Oil prices dropped over $2 per barrel in this morning’s trading as investors fear further rate hikes from the Federal Reserve this week, when it meets to discuss interest rates.
Concerns over flagging fuel demand in China and rising supplies of Russian crude are also weighing down both major benchmarks.
Brent Crude has dipped 2.58 per cent to $72.86 per barrel while WTI Crude plummeted 2.91 per cent to $68.13 per barrel.
This follows both benchmarks reporting their second week of declining prices this month.
The Fed is set for a two-day session – finishing on Wednesday – and its hawkish response since inflation rose last summer has strengthened the US dollar.
As it stands, interest rates set at 5-5.25 per cent, driving down prices and making commodities more expensive for holders of other currencies.

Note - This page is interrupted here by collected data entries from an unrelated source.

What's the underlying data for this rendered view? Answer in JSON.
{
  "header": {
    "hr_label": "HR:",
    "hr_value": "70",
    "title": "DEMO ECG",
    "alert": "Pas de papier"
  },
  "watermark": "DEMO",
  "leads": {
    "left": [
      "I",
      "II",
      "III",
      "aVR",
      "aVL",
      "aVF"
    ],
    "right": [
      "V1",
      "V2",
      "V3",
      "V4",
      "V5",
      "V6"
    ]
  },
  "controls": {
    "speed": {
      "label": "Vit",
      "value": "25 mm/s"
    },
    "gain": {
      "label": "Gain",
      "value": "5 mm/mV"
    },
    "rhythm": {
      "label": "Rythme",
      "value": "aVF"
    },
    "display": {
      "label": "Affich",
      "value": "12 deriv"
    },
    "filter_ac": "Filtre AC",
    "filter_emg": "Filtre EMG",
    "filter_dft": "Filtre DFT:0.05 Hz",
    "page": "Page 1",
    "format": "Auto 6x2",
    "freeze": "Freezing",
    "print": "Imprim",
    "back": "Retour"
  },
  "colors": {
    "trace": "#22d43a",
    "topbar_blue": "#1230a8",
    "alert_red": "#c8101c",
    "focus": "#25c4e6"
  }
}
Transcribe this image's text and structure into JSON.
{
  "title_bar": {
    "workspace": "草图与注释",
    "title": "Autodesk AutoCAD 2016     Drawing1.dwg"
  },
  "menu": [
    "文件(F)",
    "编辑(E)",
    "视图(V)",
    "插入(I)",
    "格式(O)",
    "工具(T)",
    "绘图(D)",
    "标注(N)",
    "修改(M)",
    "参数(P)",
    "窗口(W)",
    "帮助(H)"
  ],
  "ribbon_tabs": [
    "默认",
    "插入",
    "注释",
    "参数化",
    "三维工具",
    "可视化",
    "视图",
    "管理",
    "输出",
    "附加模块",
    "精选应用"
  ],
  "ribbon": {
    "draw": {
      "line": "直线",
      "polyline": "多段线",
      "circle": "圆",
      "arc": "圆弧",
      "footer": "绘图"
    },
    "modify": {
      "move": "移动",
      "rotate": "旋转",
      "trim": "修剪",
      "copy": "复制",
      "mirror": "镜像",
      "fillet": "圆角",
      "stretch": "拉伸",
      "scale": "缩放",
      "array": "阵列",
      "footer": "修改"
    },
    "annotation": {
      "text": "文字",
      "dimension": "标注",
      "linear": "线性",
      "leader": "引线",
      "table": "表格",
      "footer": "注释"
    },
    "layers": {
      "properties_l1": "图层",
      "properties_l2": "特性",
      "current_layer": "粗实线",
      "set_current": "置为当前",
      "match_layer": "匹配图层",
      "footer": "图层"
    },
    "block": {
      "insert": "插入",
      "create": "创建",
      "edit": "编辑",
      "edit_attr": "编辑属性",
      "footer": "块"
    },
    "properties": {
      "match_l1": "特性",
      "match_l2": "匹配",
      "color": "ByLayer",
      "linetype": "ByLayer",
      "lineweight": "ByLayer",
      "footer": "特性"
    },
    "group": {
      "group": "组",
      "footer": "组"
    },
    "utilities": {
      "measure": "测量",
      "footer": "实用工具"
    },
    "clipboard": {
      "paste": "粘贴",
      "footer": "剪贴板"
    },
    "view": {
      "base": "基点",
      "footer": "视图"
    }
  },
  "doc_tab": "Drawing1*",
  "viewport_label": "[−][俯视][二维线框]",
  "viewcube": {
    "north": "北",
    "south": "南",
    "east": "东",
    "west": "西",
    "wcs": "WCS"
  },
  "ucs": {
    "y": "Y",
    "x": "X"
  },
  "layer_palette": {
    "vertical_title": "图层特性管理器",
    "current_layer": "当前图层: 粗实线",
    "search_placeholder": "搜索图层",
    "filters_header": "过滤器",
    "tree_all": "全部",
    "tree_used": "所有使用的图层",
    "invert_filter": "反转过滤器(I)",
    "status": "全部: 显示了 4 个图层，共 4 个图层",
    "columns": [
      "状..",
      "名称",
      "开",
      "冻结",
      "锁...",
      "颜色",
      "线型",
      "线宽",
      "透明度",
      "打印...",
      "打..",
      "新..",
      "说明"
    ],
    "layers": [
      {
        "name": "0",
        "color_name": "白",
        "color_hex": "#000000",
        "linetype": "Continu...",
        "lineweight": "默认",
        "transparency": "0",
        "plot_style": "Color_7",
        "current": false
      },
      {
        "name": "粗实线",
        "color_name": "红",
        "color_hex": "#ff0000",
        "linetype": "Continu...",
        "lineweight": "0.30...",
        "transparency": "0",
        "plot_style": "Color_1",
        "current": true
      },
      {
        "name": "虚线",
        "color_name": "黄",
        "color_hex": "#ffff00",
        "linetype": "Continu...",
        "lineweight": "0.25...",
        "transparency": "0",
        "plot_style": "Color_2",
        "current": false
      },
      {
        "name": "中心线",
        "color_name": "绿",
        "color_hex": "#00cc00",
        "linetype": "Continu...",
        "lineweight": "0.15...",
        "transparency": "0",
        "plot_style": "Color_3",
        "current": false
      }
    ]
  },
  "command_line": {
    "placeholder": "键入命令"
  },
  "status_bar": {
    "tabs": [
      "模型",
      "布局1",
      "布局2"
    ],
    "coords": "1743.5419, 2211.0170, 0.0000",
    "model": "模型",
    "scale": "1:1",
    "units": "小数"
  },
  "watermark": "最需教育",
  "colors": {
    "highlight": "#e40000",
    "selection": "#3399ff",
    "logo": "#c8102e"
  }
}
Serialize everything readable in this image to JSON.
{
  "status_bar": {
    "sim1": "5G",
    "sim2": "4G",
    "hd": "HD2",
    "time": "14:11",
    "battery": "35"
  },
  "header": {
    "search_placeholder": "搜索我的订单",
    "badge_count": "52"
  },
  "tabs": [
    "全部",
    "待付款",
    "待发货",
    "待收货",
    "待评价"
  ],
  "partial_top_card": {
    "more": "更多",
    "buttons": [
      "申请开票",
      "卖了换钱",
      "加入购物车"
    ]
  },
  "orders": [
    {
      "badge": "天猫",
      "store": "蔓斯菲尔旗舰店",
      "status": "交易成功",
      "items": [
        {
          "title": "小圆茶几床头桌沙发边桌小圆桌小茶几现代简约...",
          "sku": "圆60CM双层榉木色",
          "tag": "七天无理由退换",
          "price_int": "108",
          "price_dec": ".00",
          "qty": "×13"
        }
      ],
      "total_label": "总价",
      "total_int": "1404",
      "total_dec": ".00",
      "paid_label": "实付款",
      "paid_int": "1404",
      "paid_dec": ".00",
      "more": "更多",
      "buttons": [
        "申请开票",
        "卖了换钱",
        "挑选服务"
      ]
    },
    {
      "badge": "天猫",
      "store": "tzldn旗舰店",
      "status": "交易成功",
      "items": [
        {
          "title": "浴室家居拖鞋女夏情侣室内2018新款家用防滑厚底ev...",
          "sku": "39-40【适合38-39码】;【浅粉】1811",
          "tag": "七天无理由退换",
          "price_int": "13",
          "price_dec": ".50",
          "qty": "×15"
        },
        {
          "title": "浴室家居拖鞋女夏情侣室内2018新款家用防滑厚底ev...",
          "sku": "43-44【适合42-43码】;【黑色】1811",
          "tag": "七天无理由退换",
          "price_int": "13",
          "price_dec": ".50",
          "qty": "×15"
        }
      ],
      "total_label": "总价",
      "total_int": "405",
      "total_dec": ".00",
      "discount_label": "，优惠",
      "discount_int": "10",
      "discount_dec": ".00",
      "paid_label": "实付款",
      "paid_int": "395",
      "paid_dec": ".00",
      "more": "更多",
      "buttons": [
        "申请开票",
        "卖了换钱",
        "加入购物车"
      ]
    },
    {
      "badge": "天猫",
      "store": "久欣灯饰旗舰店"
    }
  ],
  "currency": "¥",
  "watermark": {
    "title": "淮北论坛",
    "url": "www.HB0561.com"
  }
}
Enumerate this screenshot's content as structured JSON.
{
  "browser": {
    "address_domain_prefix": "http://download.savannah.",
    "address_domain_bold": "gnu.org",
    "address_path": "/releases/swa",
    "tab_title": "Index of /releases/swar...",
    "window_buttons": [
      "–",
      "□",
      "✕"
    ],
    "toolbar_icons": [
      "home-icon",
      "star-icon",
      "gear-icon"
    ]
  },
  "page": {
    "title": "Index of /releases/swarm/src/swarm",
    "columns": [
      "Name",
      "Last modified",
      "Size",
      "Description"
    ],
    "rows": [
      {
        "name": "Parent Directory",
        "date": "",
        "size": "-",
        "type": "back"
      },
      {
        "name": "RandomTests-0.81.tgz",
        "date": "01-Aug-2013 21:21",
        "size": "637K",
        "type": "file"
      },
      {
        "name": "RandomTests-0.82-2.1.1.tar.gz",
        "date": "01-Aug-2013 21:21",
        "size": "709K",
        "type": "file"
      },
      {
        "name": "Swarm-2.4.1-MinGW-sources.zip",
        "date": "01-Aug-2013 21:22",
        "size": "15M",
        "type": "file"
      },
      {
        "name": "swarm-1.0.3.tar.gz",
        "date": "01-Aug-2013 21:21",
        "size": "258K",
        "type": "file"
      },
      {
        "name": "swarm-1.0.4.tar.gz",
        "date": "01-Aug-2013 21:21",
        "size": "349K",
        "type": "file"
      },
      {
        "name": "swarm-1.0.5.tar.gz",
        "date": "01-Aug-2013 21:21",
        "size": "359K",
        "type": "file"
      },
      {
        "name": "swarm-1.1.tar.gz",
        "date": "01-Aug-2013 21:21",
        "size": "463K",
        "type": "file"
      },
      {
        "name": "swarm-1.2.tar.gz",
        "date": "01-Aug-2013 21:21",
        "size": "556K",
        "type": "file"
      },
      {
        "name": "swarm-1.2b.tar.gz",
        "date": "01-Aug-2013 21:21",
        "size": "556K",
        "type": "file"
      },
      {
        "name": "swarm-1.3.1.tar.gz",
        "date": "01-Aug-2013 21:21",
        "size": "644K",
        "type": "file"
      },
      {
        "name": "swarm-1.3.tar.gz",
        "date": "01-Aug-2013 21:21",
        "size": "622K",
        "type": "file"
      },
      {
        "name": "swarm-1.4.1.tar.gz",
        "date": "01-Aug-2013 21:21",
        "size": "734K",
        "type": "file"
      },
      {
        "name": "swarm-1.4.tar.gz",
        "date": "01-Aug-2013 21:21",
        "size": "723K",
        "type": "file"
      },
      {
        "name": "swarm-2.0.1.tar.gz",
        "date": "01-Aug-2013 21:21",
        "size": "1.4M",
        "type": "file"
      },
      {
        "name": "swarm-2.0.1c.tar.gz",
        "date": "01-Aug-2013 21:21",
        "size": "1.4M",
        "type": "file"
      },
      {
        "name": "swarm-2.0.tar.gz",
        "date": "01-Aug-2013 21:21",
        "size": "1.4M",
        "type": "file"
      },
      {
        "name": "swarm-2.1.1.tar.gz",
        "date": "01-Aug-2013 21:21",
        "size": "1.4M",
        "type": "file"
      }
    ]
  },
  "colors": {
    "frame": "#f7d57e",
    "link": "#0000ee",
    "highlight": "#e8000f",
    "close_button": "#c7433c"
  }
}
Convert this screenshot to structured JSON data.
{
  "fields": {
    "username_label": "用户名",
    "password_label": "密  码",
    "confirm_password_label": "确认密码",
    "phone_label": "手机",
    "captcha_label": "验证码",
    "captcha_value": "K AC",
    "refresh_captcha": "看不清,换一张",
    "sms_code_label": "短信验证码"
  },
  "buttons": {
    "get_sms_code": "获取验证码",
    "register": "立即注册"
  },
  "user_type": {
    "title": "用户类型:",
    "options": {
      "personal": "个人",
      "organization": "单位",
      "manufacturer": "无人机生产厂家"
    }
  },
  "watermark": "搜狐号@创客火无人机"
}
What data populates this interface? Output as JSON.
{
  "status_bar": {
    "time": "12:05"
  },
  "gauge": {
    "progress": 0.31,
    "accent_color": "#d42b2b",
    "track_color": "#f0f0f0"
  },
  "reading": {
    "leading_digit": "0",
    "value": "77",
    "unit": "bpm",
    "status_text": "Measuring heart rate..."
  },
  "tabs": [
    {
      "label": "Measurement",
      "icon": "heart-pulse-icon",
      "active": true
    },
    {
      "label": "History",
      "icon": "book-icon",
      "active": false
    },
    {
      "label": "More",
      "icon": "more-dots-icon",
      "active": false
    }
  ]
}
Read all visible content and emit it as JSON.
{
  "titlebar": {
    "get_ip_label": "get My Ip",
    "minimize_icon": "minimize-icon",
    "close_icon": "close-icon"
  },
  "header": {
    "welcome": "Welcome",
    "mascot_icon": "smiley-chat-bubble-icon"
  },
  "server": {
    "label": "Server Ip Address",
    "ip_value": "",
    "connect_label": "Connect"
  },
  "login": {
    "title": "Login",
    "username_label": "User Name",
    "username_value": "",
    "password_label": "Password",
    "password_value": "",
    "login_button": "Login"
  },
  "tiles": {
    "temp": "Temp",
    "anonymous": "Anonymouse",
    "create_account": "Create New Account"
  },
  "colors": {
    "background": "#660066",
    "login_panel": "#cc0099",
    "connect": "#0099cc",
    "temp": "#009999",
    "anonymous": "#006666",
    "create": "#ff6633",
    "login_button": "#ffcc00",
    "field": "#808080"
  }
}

Ricardo Evangelista, senior analyst at Activ Trades said: “. The consensus amongst analysts is that the central bank will keep interest rates on hold, but observers will focus on the tone used to deliver the announcement.
“Should the Fed continue to focus on fighting persistently high inflation through stringent monetary tightening, it will eventually achieve its objective, but the side effect will be an economic slowdown. It’s this perspective of a Fed-driven decline in demand that is now being discounted by investors, creating a downside for oil prices.”
Meanwhile, persistently gloomy economic data from China has raised concerns about demand in the world’s largest crude importer.
Fiona Cincotta, senior financial markets analyst at City Index argued that global recession fears will continue to drag on the demand outlook – despite OPEC cuts and its attempt to prop up prices.
“Oil fell last week after disappointing Chinese data raised concerns over the strength of the recovery of China, the world’s largest importer of oil. This offset the production cut of one million barrels per day announced by Saudi Arabia,” she said.
Saudi Arabia’s energy minister Prince Abdulaziz bin Salman warned last weekend that OPEC+ was battling against “uncertainities and sentiment” within the market.
While Saudi Arabia has cut oil production four times in the past year, Russian production has held up as sanctions have had less of an impact on output .
The Kremlin’s exports to China and India have risen despite Western sanctions, and the G7’s price cap.
This has caused Goldman Sachs to slash its oil price forecasts, alongside more output from Iran and Venezuela.
Its crude price forecast for December 2023 now stands at $86 a barrel for Brent, down from $95, and at $81 per barrel for WTI, down from $89.